At NBC News in recent months, there’s been a lot of chatter among staffers about what was happening to a network series, apparently in development, about catching real-life war criminals.
The project first surfaced back in February when The New York Times reported on a series of controversies surrounding the project long before it had neared completion.
Back then, The Times compared the project to the NBC Dateline series To Catch a Predator—only targeting war criminals rather than pedophiles.
But as it turns out, Chris Hansen, NBC’s To Catch a Predator correspondent, is not involved in the new project—which is the brainchild of documentary filmmaker Charlie Ebersol (son of NBC sports chief Dick Ebersol and boyfriend of tennis star Maria Sharapova).
Today, NBC announced that the series, titled The Wanted, will begin airing at 10 p.m. on Monday, July 20. According to NBC’s press release, rather than featuring a typical correspondent or anchor, the series will employ the services of “an elite team with backgrounds in intelligence, unconventional warfare and investigative journalism” and will focus “on real operators, in search of real targets—all in an effort to see individuals brought to justice.”
“The faces of The Wanted include Roger Carstens, who is recognized as one of the world’s preeminent authorities on counter-terrorism and counter-insurgency,” reads the press release. “Former Navy Seal Scott Tyler, an expert in urban reconnaissance and unconventional warfare; David Crane, a decorated former US intelligence official and the first American to serve as Chief Prosecutor of an international war crimes tribunal since Justice Robert Jackson at Nuremberg; and Emmy award-winning investigative journalist Adam Ciralsky.”

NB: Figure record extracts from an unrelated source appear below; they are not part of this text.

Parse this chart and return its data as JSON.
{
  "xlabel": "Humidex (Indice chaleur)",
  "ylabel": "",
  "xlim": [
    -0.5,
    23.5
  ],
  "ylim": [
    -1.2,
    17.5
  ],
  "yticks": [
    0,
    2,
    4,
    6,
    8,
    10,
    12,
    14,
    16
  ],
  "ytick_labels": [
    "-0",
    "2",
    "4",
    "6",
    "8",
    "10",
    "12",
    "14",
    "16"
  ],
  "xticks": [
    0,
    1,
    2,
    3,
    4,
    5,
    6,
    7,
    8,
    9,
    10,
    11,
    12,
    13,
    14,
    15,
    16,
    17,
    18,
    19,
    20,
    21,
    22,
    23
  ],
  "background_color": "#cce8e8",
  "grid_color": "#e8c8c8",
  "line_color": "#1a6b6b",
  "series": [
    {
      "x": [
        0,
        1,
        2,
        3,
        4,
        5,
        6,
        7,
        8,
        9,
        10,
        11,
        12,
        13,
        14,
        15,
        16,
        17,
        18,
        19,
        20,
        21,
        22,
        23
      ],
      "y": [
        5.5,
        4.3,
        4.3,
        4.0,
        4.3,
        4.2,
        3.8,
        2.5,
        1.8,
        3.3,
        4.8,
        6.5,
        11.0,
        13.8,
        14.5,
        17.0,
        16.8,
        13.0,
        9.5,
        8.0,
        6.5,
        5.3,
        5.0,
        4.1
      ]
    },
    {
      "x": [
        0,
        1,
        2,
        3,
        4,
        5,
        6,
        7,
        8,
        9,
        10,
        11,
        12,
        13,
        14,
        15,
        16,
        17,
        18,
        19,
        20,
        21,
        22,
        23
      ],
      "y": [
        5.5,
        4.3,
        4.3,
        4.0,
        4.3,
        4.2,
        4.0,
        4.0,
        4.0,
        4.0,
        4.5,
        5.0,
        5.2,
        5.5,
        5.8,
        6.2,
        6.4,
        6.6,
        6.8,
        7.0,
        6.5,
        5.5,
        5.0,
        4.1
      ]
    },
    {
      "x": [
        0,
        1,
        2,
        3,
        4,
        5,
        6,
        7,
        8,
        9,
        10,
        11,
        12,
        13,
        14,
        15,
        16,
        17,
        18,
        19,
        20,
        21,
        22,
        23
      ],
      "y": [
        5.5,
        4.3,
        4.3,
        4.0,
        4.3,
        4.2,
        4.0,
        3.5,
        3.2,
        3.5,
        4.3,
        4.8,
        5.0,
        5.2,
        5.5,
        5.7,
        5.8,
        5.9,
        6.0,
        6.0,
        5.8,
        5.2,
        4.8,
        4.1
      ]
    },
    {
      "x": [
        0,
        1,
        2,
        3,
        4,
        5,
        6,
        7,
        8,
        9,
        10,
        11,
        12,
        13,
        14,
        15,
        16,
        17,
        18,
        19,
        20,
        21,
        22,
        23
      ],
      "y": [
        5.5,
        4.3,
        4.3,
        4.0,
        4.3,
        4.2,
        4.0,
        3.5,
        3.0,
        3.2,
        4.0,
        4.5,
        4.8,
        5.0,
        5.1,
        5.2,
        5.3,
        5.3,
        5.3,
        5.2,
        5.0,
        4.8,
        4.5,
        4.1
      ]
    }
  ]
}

The first episode, according to the release, will focus on Mullah Krekar, “the founder and leader of Ansar Al Islam, an internationally designated terrorist organization that has been accused of killing hundreds of Americans and other Westerners.”
The second episode, airing on July 27, according to NBC, will focus on the pursuit of Mamoun Darkazanli, a.k.a. “Bin Laden’s financier.”
There is no mention in the release of Leopold Munyakazi, a visiting professor at Goucher College in Towson, Md.,who was at the center of February’s controversy.
Presumably, NBC News is no longer working with Rwandan prosecutors to possibly arrest Mr. Munyakazi.
To judge by the release, The Wanted is like a nonfiction version of The A-Team meets The Hunting Party. And something tells us that it is not going to sit well with anyone worried about the blurring of the lines between entertainment and news, and journalists and law enforcement.